Notice that the left looks like it is continuously pulsing/breathing, and the right looks like it is bouncing. But in fact it is the same animation.
If the animation is always looping, the “stillness” that is supposed to be at the end could never be seen at design time. The result is we perceive the animation differently than at runtime and couldn’t make correct judgement at design time. Imagine a sine wave-like animation. If it is looping, the integral that produce the impulse feel follows a cosine function. So there is no sharp edge, with the steepest value when sin is 0. However in real use of this animation, there is a big impulse at the end from an integral of the end of an interval of a sine wave, to the constant that comes next. (That is produced by the animation not playing, not actually a part of animation.)
So being able to toggle off the looping is not just a quality of life change, it affects the appearance of the animation that the design tool is not able to accommodate. (perceived, not in the data. since our brain and player’s brain interpret the data as an animation but the Animation tab just evaluates a state at a time.) Of course I don’t know the source code, but I feel like this should be a really easy change for you to add long time ago. (In fact I think looping would require more coding)

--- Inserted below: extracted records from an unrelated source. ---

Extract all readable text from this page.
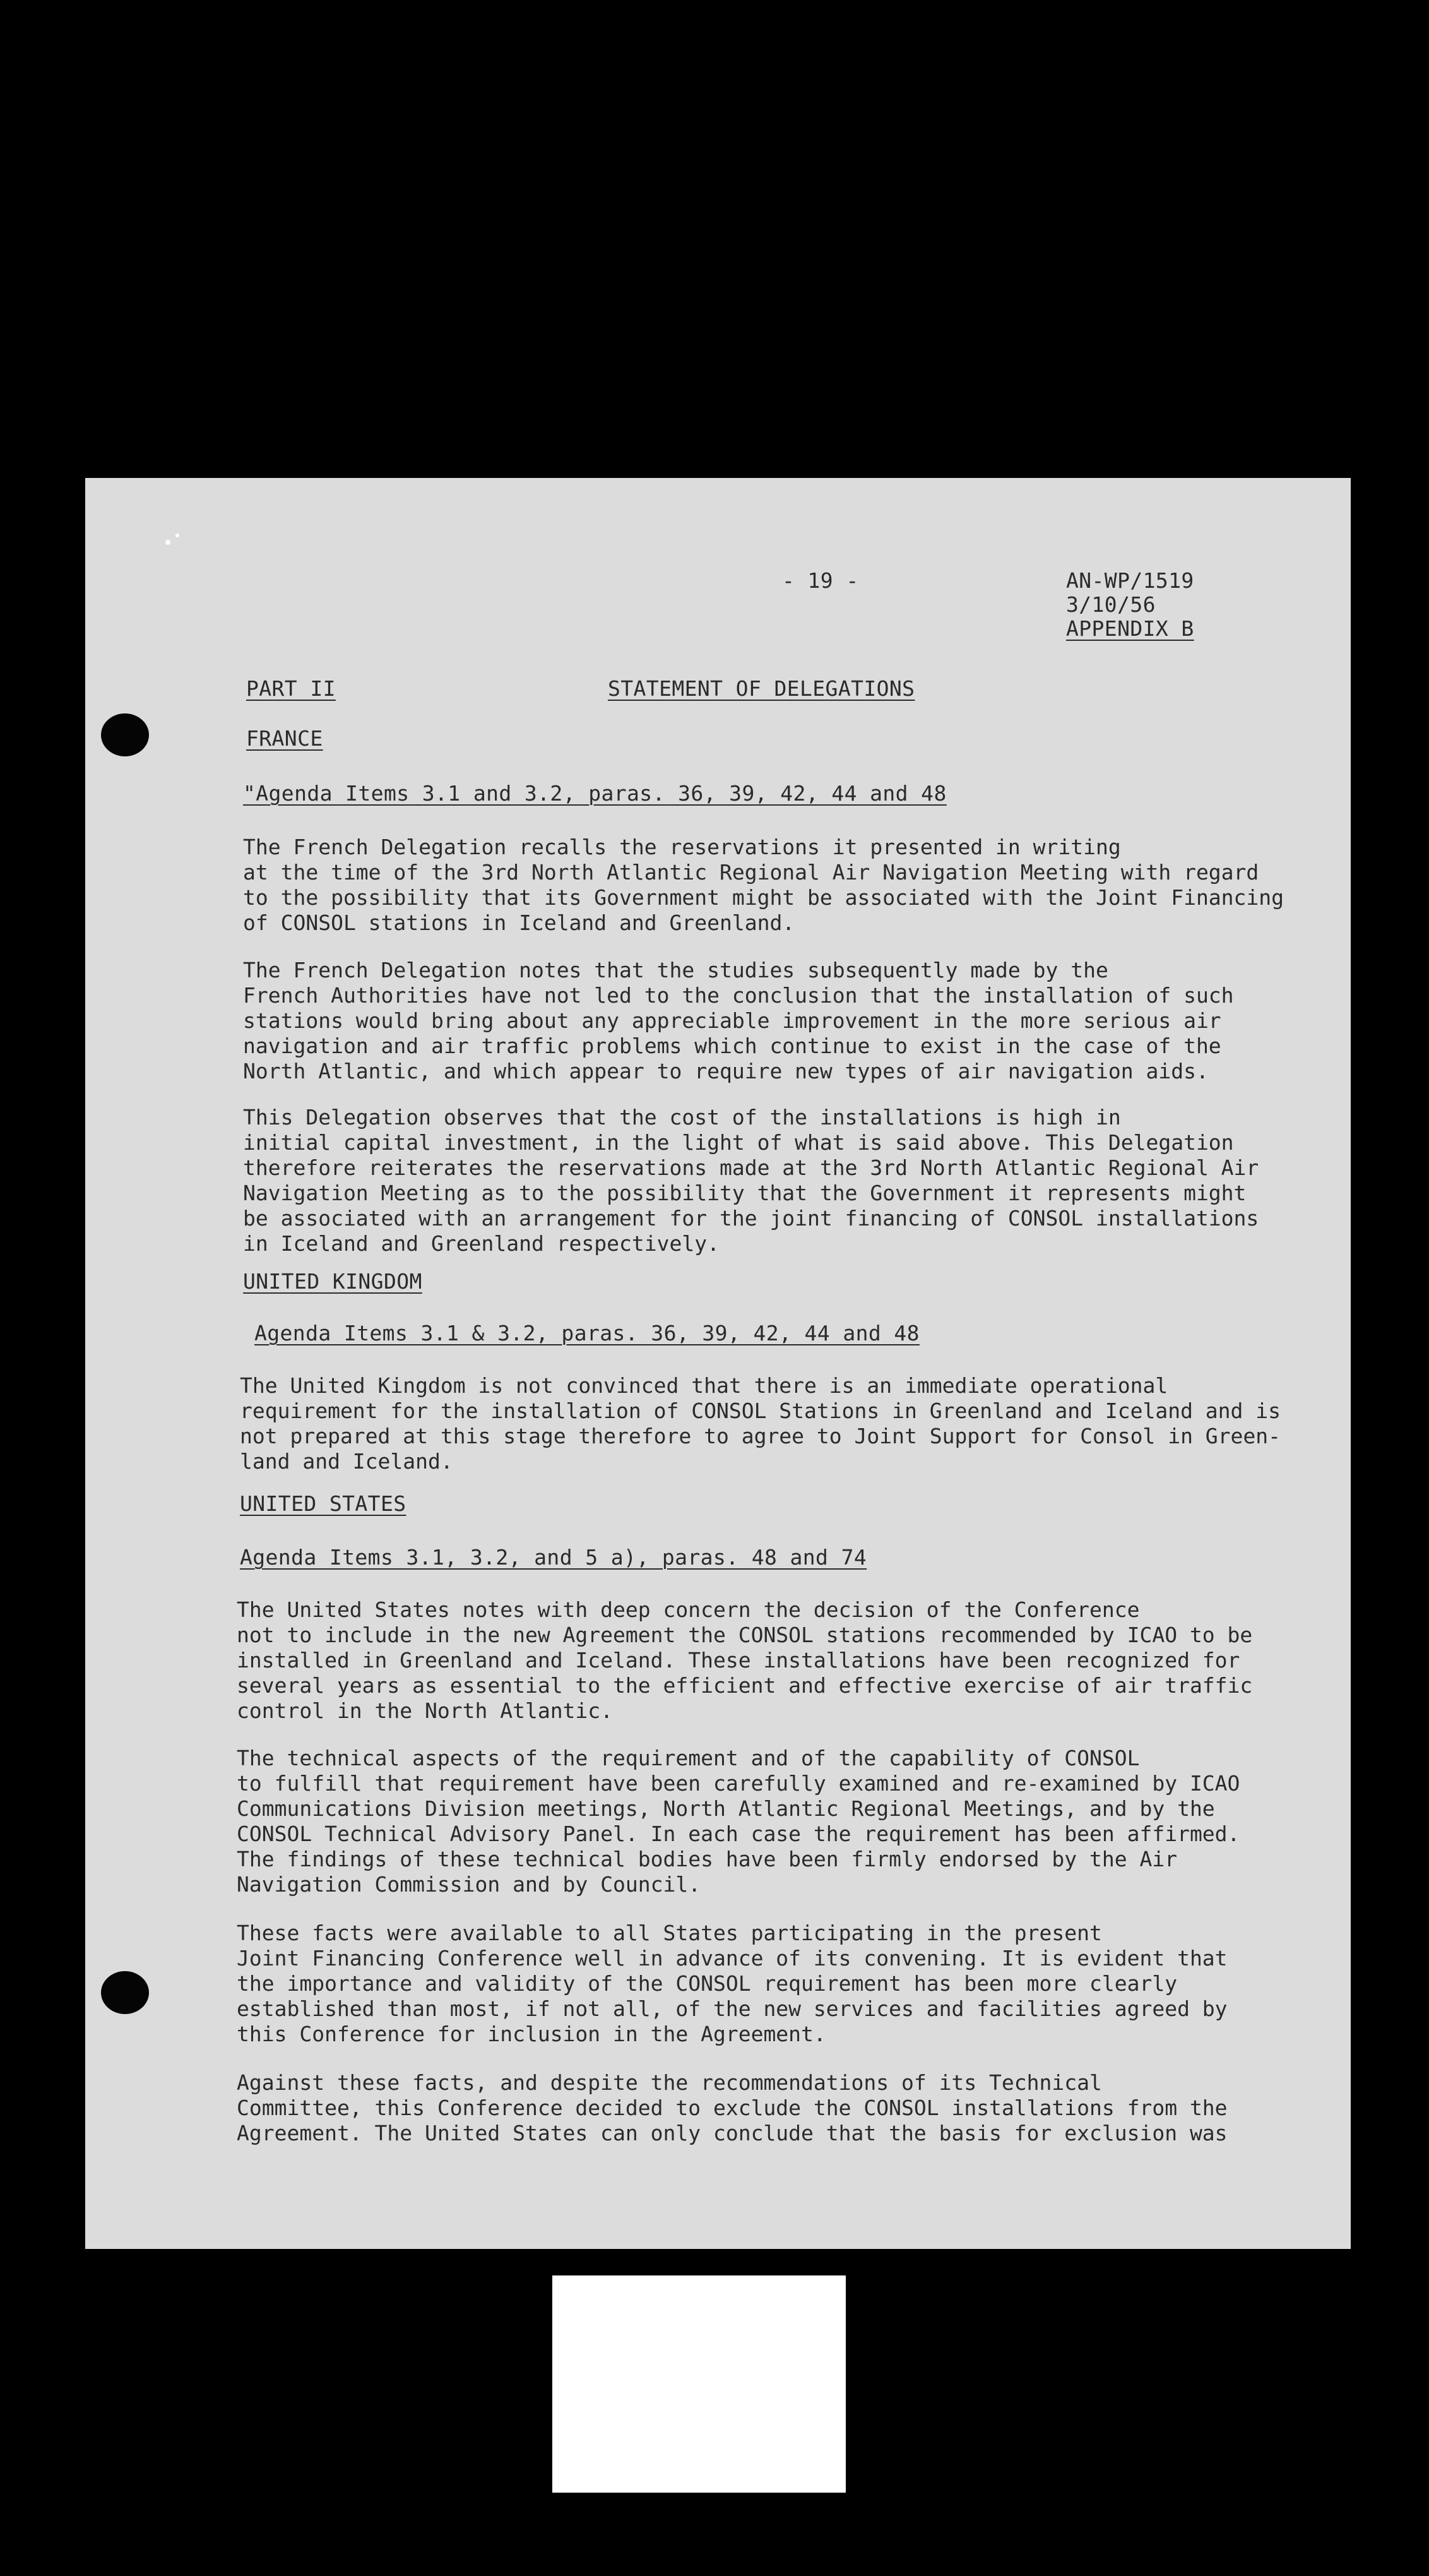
- 19 -	AN-WP/1519
3/10/56
APPENDIX B
PART II	STATEMENT OF DELEGATIONS
FRANCE
"Agenda Items 3.1 and 3.2, paras. 36, 39, 42, 44 and 48
The French Delegation recalls the reservations it presented in writing
at the time of the 3rd North Atlantic Regional Air Navigation Meeting with regard
to the possibility that its Government might be associated with the Joint Financing
of CONSOL stations in Iceland and Greenland.
The French Delegation notes that the studies subsequently made by the
French Authorities have not led to the conclusion that the installation of such
stations would bring about any appreciable improvement in the more serious air
navigation and air traffic problems which continue to exist in the case of the
North Atlantic, and which appear to require new types of air navigation aids.
This Delegation observes that the cost of the installations is high in
initial capital investment, in the light of what is said above. This Delegation
therefore reiterates the reservations made at the 3rd North Atlantic Regional Air
Navigation Meeting as to the possibility that the Government it represents might
be associated with an arrangement for the joint financing of CONSOL installations
in Iceland and Greenland respectively.
UNITED KINGDOM
Agenda Items 3.1 & 3.2, paras. 36, 39, 42, 44 and 48
The United Kingdom is not convinced that there is an immediate operational
requirement for the installation of CONSOL Stations in Greenland and Iceland and is
not prepared at this stage therefore to agree to Joint Support for Consol in Green-
land and Iceland.
UNITED STATES
Agenda Items 3.1, 3.2, and 5 a), paras. 48 and 74
The United States notes with deep concern the decision of the Conference
not to include in the new Agreement the CONSOL stations recommended by ICAO to be
installed in Greenland and Iceland. These installations have been recognized for
several years as essential to the efficient and effective exercise of air traffic
control in the North Atlantic.
The technical aspects of the requirement and of the capability of CONSOL
to fulfill that requirement have been carefully examined and re-examined by ICAO
Communications Division meetings, North Atlantic Regional Meetings, and by the
CONSOL Technical Advisory Panel. In each case the requirement has been affirmed.
The findings of these technical bodies have been firmly endorsed by the Air
Navigation Commission and by Council.
These facts were available to all States participating in the present
Joint Financing Conference well in advance of its convening. It is evident that
the importance and validity of the CONSOL requirement has been more clearly
established than most, if not all, of the new services and facilities agreed by
this Conference for inclusion in the Agreement.
Against these facts, and despite the recommendations of its Technical
Committee, this Conference decided to exclude the CONSOL installations from the
Agreement. The United States can only conclude that the basis for exclusion was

Unity prooving itself with cinematic projects is nice, but that doesn’t mean Animation tab is powerful enough for everything because those are not interactive media. The cinematic project may never requires short/reusable animation.
The only thing that does this right is PlayableDirector + None/Hold ending mode of the playable graph. Since PD follows Playable disposing the animation stops properly. Play again on-demand works. Play again (restarting) while it hasn’t ended yet works. So here I see everything I wanted except that it is tied to PD. And it even use the same Animation tab that loops like crazy without PD. That means this kind of behaviour is already kinda possible but not open for user yet. Is it just a step away to allow this?

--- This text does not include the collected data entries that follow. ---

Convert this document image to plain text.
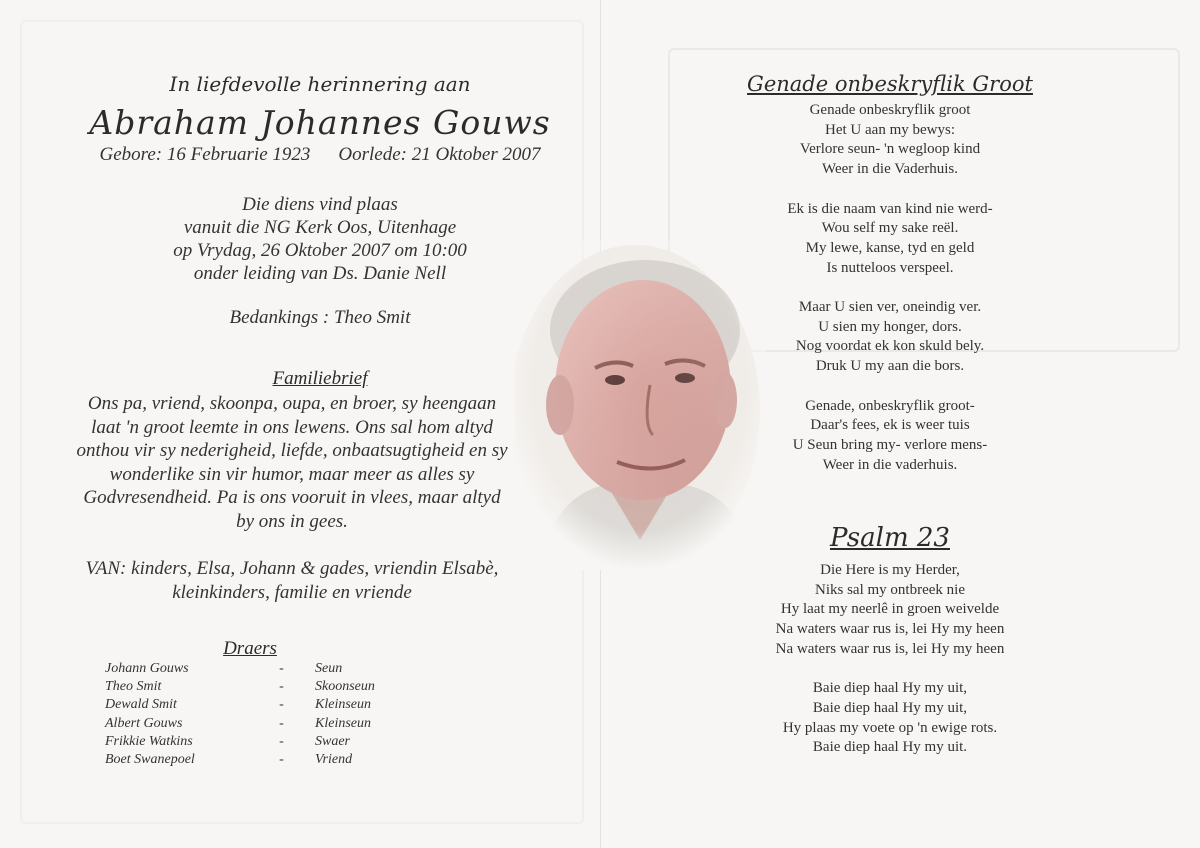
In liefdevolle herinnering aan
Abraham Johannes Gouws
Gebore: 16 Februarie 1923 Oorlede: 21 Oktober 2007
Die diens vind plaas
vanuit die NG Kerk Oos, Uitenhage
op Vrydag, 26 Oktober 2007 om 10:00
onder leiding van Ds. Danie Nell
Bedankings : Theo Smit
Familiebrief
Ons pa, vriend, skoonpa, oupa, en broer, sy heengaan
laat 'n groot leemte in ons lewens. Ons sal hom altyd
onthou vir sy nederigheid, liefde, onbaatsugtigheid en sy
wonderlike sin vir humor, maar meer as alles sy
Godvresendheid. Pa is ons vooruit in vlees, maar altyd
by ons in gees.
VAN: kinders, Elsa, Johann & gades, vriendin Elsabè,
kleinkinders, familie en vriende
Draers
Johann Gouws	-	Seun
Theo Smit	-	Skoonseun
Dewald Smit	-	Kleinseun
Albert Gouws	-	Kleinseun
Frikkie Watkins	-	Swaer
Boet Swanepoel	-	Vriend
Genade onbeskryflik Groot
Genade onbeskryflik groot
Het U aan my bewys:
Verlore seun- 'n wegloop kind
Weer in die Vaderhuis.
Ek is die naam van kind nie werd-
Wou self my sake reël.
My lewe, kanse, tyd en geld
Is nutteloos verspeel.
Maar U sien ver, oneindig ver.
U sien my honger, dors.
Nog voordat ek kon skuld bely.
Druk U my aan die bors.
Genade, onbeskryflik groot-
Daar's fees, ek is weer tuis
U Seun bring my- verlore mens-
Weer in die vaderhuis.
Psalm 23
Die Here is my Herder,
Niks sal my ontbreek nie
Hy laat my neerlê in groen weivelde
Na waters waar rus is, lei Hy my heen
Na waters waar rus is, lei Hy my heen
Baie diep haal Hy my uit,
Baie diep haal Hy my uit,
Hy plaas my voete op 'n ewige rots.
Baie diep haal Hy my uit.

On a related note, Animation via PD still has some annoyance. The Timeline tab behaviour that is always entering “Preview” mode whenever I click on a GO with PD should be able to turn off. Clicking on any object with PD and you cannot move it, because it is in Preview and all of your movement will be undone by the Timeline. So each click, you have to click the Preview button to get out of the mode. (Noted by position box turning light blue) I thought there should be an option in the top right little menu, but it isn’t there. The only way is to completely kill out the Timeline tab to stop it from stealing control (hiding as an inactive tab didn’t work, and this is even more annoying since it take me longer to figure out it is currently in preview by a hidden Timeline tab somewhere on the screen) but it is a hassle to kill it out and bring it back. I have to make an another dock preset just to have a version with Timeline and without it.
And also, this problem too : How to adjust the curve multiple vector elements/XYZ value together?